Subject: Re: cpu_switch (was Re: 1.5 Release documentation ...)
To: Neil A. Carson <neil@causality.com>
From: Richard Earnshaw <rearnsha@arm.com>
List: port-arm32
Date: 11/08/2000 14:10:02
> Richard Earnshaw wrote:
> 
> > IMHO It's still a mess and needs a rewrite from the ground up.  I've done
> > some hacks at home and managed to remove approximately 90% of the cache
> > flush calls from some routines; but we are still flushing the cache far
> > too often and the impact of the changes I've made is not as significant as
> > one might expect from the headline figure.
> 
> Which routines - are you sure they are correct?

Well the details are at home, so I'll see what I can remember off hand.

IIRC the first thing I looked at was pmap_kenter and friends.  By 
modifying these we could save entering pages into the pv tables that would 
only ever be mapped once.  This in itself saves a small amount of table 
walking.

Having done this, based on the code for the x86 pmap, it would appear that 
there is no need to go to splimp() each time we want to walk the pv tables 
(a simple lock will suffice, and even then, this is only needed for 
multi-processor machines).

The next thing to note is that pmap_copy_page and pmap_zero_page are 
invalidating the cache if the page is mapped into more than one process.  
This is overkill, since it is only the current pmap that is relevant with 
respect to cache flushing -- if the page isn't part of the current 
process, then there is no need to flush the cache at all; if it is in the 
current process, then it is normally only mapped at one address, so in 
that case we only have to clean a single page (we often clean the whole 
cache at present).  The extra cost of walking more of the pv tables is 
more than compensated for by the number of cache cleans that we eliminate.

Next we can add a pmap_page_idle_zero function -- this is similar to 
pmap_zero_page, except that we can assert that the page isn't mapped 
anywhere (since otherwise it wouldn't be on the free page list).  This 
still blasts part of the cache, but this is less significant because we 
always blast a VAC on a context switch anyway.

Finally, I've been looking at implementing pmap_copy to duplicate an 
entire pmap (this is potentially cheaper than taking a large number of 
faults when a new process starts up).  However, experiments so far haven't 
shown any performance increase here (though we might win if we were to 
temporarily enable caching of the pmap tables while doing the copy).  I 
think the main reason for the non-startling result is that normally fork() 
is immediately followed by exec(), so we don't get to execute many of the 
entries we have just copied.  The jury is still out on this one.

> 
> You are right that process exit is the last one.
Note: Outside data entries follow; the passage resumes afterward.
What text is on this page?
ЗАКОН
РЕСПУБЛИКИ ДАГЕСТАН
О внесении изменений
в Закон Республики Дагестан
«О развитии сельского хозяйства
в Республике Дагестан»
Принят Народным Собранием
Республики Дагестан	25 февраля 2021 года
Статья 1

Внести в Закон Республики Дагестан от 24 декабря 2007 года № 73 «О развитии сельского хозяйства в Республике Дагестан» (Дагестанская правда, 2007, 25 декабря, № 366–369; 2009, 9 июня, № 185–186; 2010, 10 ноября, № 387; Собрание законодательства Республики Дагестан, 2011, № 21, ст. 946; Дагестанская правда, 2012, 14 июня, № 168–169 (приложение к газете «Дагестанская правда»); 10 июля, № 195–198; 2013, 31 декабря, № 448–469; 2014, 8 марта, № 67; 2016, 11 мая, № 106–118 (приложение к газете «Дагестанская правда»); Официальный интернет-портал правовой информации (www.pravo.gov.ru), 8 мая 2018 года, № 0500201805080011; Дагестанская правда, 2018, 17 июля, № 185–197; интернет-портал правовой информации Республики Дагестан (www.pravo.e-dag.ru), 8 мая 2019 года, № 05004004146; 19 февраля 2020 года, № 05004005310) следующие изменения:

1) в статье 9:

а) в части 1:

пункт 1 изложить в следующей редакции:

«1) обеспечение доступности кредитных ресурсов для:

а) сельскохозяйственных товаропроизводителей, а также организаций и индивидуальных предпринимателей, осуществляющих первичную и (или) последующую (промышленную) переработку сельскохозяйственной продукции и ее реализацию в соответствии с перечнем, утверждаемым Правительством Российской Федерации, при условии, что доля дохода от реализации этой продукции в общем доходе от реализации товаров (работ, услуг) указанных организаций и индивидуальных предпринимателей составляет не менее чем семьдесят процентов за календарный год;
A long time ago I
> suggested the FreeBSD optimisation of cleaning the whole thing out in
> one go (especially since even on x86 for large proceses traversing the
> tables in pmap_remove for hunge hunks of process just nicely flushes
> parts of the cache for you!) which would mean you could do one flush per
> exit on ARM. Even on x86 for FreeBSD this made big scalability
> improvements.

Yes, either that, or to make something like a pmap_update call at the end 
of the unmaps -- we could then build a task list of the invalidates and do 
them all with a single cache flush.

> 
> Can't remember what happened to that.

:-(

> 
> Also another thing was some changes I hacked to make the page tables
> temporarily cacheable to make remove function faster. Made some
> difference but with above change this would probably not be necessary.
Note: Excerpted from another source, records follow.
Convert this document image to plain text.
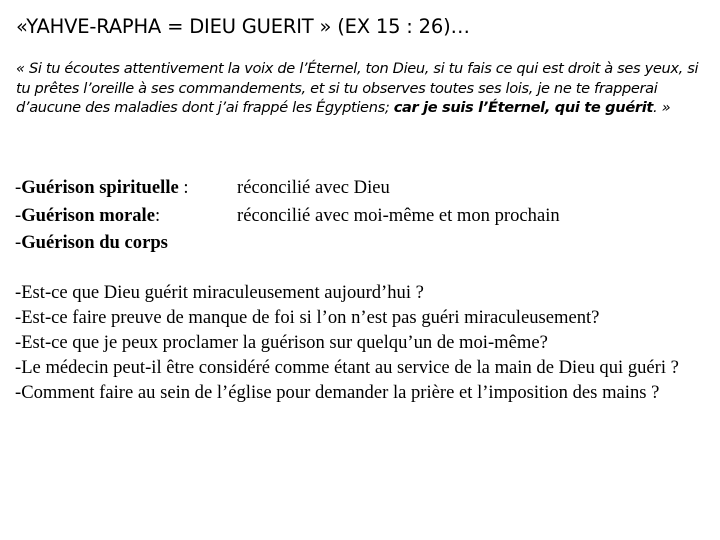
«YAHVE-RAPHA = DIEU GUERIT » (EX 15 : 26)…
« Si tu écoutes attentivement la voix de l’Éternel, ton Dieu, si tu fais ce qui est droit à ses yeux, si tu prêtes l’oreille à ses commandements, et si tu observes toutes ses lois, je ne te frapperai d’aucune des maladies dont j’ai frappé les Égyptiens; car je suis l’Éternel, qui te guérit. »
-Guérison spirituelle :	réconcilié avec Dieu
-Guérison morale:	réconcilié avec moi-même et mon prochain
-Guérison du corps

-Est-ce que Dieu guérit miraculeusement aujourd’hui ?

-Est-ce faire preuve de manque de foi si l’on n’est pas guéri miraculeusement?

-Est-ce que je peux proclamer la guérison sur quelqu’un de moi-même?

-Le médecin peut-il être considéré comme étant au service de la main de Dieu qui guéri ?

-Comment faire au sein de l’église pour demander la prière et l’imposition des mains ?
As I mentioned above, this might be a win with pmap_copy().

> 
> It's all ugly stuff. I sure think the pmap can be rewritten to tidy it
> up a lot, but I'm not sure you'll win much on performance. I think my
> changes a few years ago had got 80% of the performance win with 20% of
> the pain.

Well the new x86 pmap is much cleaner, easier to understand and 
significantly faster, even on a 75MHz pentium -- much of this is 
architectural, but there is still much that can be done to the ARM pmap to 
improve things.  In particular, we need to implement some of the pmap 
stealing functions to more gracefully handle running out of L1 page tables 
and the like.

R.